У полковника сердце раскололось в груди, отдельные части его бились теперь в коленях, в локтях, в пальцах.
— Представление командира корпуса вашему императорскому величеству, — заикаясь, пролепетал он, — с приложением рапорта генерал-лейтенанта Галафеева и наградного списка на всех особо отличившихся в делах против неприятеля за прошлогоднюю летнюю экспедицию.
У царя складками наморщился лоб, одним взлётом бровей он их разгладил, глаза метали молнии.

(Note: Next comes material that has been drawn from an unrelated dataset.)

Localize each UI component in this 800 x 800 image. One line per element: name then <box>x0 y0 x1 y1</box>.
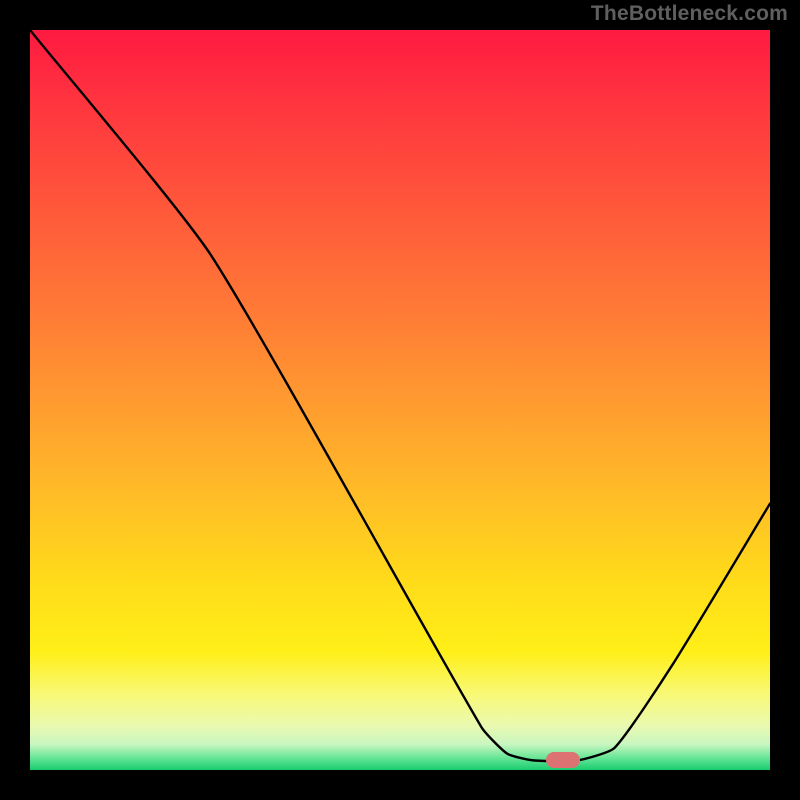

— Лермонтов! — закричал он, ударяя кулаком по столу. — Опять ко мне лезут с Лермонтовым! Да что там у вас, с ума все сошли?! За отличиями, что ли, на Кавказ ссылают?! Или ваше дело каждого мерзавца непременно представить героем? Вояки!! Дубины, которые не могут понять, что Кавказ у меня вовсе не для прогулок. В отпуск пустили — мало. Так они ещё к награде вздумали представлять! — Голос вдруг осёкся, теперь рубил слова хриплым и низким басом. — Передай там, что я приказал генералу Клейнмихелю в двадцать четыре часа выпроводить этого молодчика из столицы. Должен быть при полку, а не обтирать паркеты гостиных. Передай, что я ставлю на вид твоему командиру, что у него люди употребляются не в ту службу, для какой они присланы. Передай, что до сих пор на Кавказе я ещё, слава Богу, не знал таких умников, которые бы лучше меня знали, что нужно делать. Всё. Можешь идти.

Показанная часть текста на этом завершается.